BJ: Backlash takes a myriad of forms, from single-person pickets to critical posts on social media and large-scale, often violent protests. Kyrgyzstan’s political environment has been particularly fraught when compared with its neighbors, and protests have been more violent. This peaked in October 2020, when contested elections caused a power vacuum. Within this context, Chinese businesses were disproportionately targeted by angry locals, who burnt down plants, barricaded businessmen in their hotels, and extorted Chinese workers at gunpoint.
Overall, backlash against China has decreased over the past five years. Since Japarov has come to power, the regime has strengthened its powers, cracking down on civil society, media, and protest movements. Protests have been banned in the center of the capital city, Bishkek, since March 2022, a site of previous anti-China protests.

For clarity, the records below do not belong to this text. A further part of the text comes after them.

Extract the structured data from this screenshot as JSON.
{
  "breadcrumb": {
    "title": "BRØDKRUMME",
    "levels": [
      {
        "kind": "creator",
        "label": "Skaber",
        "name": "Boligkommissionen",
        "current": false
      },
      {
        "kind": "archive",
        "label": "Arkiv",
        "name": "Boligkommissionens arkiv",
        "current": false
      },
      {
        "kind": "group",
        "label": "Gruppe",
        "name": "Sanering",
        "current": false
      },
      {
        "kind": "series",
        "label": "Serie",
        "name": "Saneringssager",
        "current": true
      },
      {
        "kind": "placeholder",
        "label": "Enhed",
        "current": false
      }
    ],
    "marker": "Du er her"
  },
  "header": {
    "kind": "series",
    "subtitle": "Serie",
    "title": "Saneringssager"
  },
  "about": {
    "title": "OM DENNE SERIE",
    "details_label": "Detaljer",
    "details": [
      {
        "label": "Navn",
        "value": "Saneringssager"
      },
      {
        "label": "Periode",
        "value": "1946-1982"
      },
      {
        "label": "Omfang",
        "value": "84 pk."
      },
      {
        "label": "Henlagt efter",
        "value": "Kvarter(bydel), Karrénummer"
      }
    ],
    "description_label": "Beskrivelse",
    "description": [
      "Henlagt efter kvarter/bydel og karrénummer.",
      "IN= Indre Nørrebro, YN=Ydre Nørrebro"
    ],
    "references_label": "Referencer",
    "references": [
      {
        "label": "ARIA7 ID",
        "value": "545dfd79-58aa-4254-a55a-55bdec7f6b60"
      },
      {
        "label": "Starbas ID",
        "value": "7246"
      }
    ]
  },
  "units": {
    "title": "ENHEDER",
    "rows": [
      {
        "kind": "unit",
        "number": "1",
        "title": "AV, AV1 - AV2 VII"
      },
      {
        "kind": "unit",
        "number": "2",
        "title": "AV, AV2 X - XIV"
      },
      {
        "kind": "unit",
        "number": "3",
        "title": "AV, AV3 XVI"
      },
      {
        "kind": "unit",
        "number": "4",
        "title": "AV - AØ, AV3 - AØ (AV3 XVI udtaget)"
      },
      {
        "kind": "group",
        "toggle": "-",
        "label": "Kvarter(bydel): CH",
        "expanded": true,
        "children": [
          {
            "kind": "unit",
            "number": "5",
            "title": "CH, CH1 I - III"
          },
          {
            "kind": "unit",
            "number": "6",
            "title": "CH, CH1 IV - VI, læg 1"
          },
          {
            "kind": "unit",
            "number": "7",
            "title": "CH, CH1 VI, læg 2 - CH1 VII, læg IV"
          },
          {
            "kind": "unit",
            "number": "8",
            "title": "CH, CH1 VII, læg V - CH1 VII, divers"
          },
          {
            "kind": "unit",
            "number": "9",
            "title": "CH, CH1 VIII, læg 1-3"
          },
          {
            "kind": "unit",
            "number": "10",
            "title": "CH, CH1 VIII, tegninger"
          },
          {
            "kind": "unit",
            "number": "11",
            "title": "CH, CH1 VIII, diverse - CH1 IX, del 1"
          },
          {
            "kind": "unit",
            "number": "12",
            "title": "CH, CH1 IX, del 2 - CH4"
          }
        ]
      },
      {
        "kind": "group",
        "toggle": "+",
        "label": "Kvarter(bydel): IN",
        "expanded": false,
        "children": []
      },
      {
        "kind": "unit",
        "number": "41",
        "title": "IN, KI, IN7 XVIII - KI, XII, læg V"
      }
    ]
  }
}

As a result of these restrictions, protests have decreased. At the same time, according to polling data from the Central Asia Barometer, negative opinions of China have decreased from a peak of almost 50 percent in 2020 to just over 25 percent today.
Several possible explanations exist, including the authoritarian turn in the country affecting respondents’ willingness to answer openly, Russia’s invasion of Ukraine making Beijing look more appealing as a partner, and the successes of China’s soft power push in the country, which we discuss below.
GV: Why has China faced backlash over its influence in Kyrgyzstan? Is it due to the lack of transparency, poor communication, corruption, or other reasons?
BJ: China faces backlash because of the role that companies play in damaging the environment, fueling corruption, and the opaque nature of its dealmaking, which feeds into conspiracy theories. But this is exacerbated by China being perceived by many as culturally distant (when compared with Russia or Turkey), despite the country’s sharing a border. There is a lack of knowledge about China for many, making it easy for rumors to spread.
Much of the Sinophobia is being driven by the rising nationalism in the country, with China framed as a “foreign” power seeking to undermine the country’s independence and ethnic homogeneity.
China’s repression of its indigenous Muslim population in Xinjiang has also generated some backlash from human rights activists and conservative Islamic influencers who frame China as “the enemy of Islam.”
GV: How has the backlash affected China’s presence and approach to the region?
BJ: China is aware of how backlash can frustrate its plans. Most notably, in 2020, the Kyrgyz government cancelled a USD 280 million logistics terminal on the border with China after local protests. It has adapted in several ways.
First, it has increased its security presence in the region, providing arms, training, and military aid to the Kyrgyz security forces to help them maintain stability. Unlike other countries in the region, Kyrgyz law permits the operations of foreign private security companies. At least six PSCs now operate in the country, with the most prominent, Zhongjun Junhong Group, having obtained a permit to use firearms in 2016.
In addition to security assistance, the other main way China has responded is by trying to improve its image. Three Confucius Institutes operate in the country, teaching the Chinese language. But their appeal is somewhat limited.
More importantly, in recent years, China has improved its image by providing more vocational training and investments in higher-value sectors like technology and manufacturing rather than extraction. Over the past two years, Beijing has launched a flurry of these technical training centers called “Luban” workshops (named after a legendary Chinese craftsman) in Kazakhstan, Kyrgyzstan, Tajikistan, and Uzbekistan.
Opened in 2024, the new Luban Workshop in Bishkek focuses on hydropower and road construction, addressing national development bottlenecks. China also offers dozens of scholarships for Kyrgyz students to study in the country. Crucially, these efforts allow China to present itself as a promoter of human capital development: a partner offering in-demand skills, opportunity, and advancement. In this way, China attempts to create warmer feelings among locals in the region.